Гелгоев Ислан Кюриевич. Он преподавал историю в 19-й грозненской школе. А еще он был одним из самых любимых народных певцов Чечни. Его голос, часто звучавший по радио, знали все в республике. На своих уроках истории он много рассказывал детям о России, о многонациональном разноголосье нашей страны… Однажды прямо на уроке ему сказали, что какие-то мужчины срочно хотят его видеть. Ничего не подозревая, Ислан вышел во двор, поздоровался с группой мужчин. В ответ раздалась автоматная очередь. Было это в конце учебного года семь лет назад.
Сатина Евгения Павловна. Она была директором Алханкалинской средней школы. Когда к селу подошли наши войска, она вместе с главой администрации отправилась к русскому командиру и молила о пощаде: не надо село бомбить, мы, мол, сами с бандитами справимся, своими силами. Командир дал слово не бомбить и сдержал его. За это “предательство” в январе 2000 года ворвавшаяся в село банда Бараева расстреляла и учительницу, и главу администрации в их собственных домах. После этого все учителя Алханкалинской школы ушли из села.

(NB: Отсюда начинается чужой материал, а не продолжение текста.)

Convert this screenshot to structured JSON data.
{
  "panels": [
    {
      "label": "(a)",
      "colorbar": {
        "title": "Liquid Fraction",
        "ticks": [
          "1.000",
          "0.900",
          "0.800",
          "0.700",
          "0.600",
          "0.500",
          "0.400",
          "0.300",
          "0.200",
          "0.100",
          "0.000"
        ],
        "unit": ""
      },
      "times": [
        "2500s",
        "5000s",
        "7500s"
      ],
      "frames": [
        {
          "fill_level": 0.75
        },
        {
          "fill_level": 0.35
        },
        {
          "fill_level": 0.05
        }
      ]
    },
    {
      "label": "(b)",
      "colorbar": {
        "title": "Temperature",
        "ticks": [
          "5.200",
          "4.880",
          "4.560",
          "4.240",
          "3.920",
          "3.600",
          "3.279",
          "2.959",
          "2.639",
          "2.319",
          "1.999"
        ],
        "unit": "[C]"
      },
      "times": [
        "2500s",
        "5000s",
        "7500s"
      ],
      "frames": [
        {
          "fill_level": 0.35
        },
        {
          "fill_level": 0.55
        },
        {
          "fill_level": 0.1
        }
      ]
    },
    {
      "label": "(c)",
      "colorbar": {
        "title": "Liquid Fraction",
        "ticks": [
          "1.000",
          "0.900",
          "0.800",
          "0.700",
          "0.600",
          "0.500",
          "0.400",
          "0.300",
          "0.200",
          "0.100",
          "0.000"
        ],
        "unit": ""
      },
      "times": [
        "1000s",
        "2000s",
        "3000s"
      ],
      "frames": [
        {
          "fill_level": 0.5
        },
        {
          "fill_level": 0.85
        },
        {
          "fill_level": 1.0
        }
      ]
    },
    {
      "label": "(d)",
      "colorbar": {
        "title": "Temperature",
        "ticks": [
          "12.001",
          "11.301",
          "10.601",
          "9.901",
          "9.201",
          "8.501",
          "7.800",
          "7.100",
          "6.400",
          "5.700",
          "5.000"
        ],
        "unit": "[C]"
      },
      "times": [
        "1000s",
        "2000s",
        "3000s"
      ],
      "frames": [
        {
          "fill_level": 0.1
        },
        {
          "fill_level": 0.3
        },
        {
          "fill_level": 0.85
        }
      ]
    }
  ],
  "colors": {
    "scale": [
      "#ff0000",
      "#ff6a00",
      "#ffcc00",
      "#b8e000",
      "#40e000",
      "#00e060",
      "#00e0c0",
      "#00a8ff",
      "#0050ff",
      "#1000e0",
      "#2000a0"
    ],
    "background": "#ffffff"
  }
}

Гладченко Галина Тимофеевна. Она была учителем начальных классов в 10-й грозненской школе. Ее любили и коллеги, и родители. Потому что у нее был какой-то особенный подход к маленьким детям. Она словно знала секреты детской души… Когда закончилась первая чеченская война, она решила проведать своего сына, который был военным и служил в Ставрополе. Но по дороге, в Чечне, их автобус остановили бандиты. Всех вывели из автобусов и, не щадя ни стариков, ни женщин, зверски расстреляли.
Торский Анатолий. К сожалению, учителя, рассказавшие о нем, не могли вспомнить его отчества, потому что был он совсем молодым человеком. Он преподавал физкультуру, был тренером спортивной школы. Анатолий был кумиром мальчишек, еще бы, чемпион России в беге на 100 метров… Погиб Анатолий нелепо. Попал в перестрелку между нашими солдатами и чеченскими бандитами. Поди знай, чья пуля лишила этого молодого человека жизни.
Пряничкина Алла Петровна. Она была учителем математики в 19-й грозненской школе. Однажды, как всегда, спешила утром на работу и решила сократить путь – пошла по дороге между двумя разрушенными домами. И наступила на мину-растяжку. Погибла на месте. А дома осталась парализованная мать. Что с ней стало?..
Вот и закончена четвертая скорбная страница Книги памяти, которую наша газета ведет уже несколько месяцев и которая посвящена погибшим в Чечне учителям.
Все, кто следит за этими публикациями, обратили, наверное, внимания на то, что я не называю имен учителей, с которыми беседовал. Это их просьба, которую мы неукоснительно будем выполнять и дальше. Война есть война, и страх есть страх. Это состояние нормальных людей.
Книга памяти – это нелегкий поисковый труд учителей, прошедших через войну в Чечне и оставшихся живыми. Сегодня они живут во всех концах страны. Среди них есть и читатели нашей газеты. Поэтому мы очень надеемся, что они откликнутся, дополнят скорбный список своих друзей, своих коллег, не вернувшихся с войны.
Игорь АФАНАСЬЕВ
Книга памяти
Гелгоев Ислан Кюриевич
Сатина Евгения Павловна
Гладченко Галина Тимофеевна
Торский Анатолий
Пряничкина Алла Петровна
Тавбулатов Ахмад
P.S.
Редакция благодарит Комитет по образованию Волгоградской области и лично Виктора Николаевича Беспалова, Екатерину Ивановну Сташкевич, Наталью Александровну Епихину за помощь в сборе материалов для этой публикации.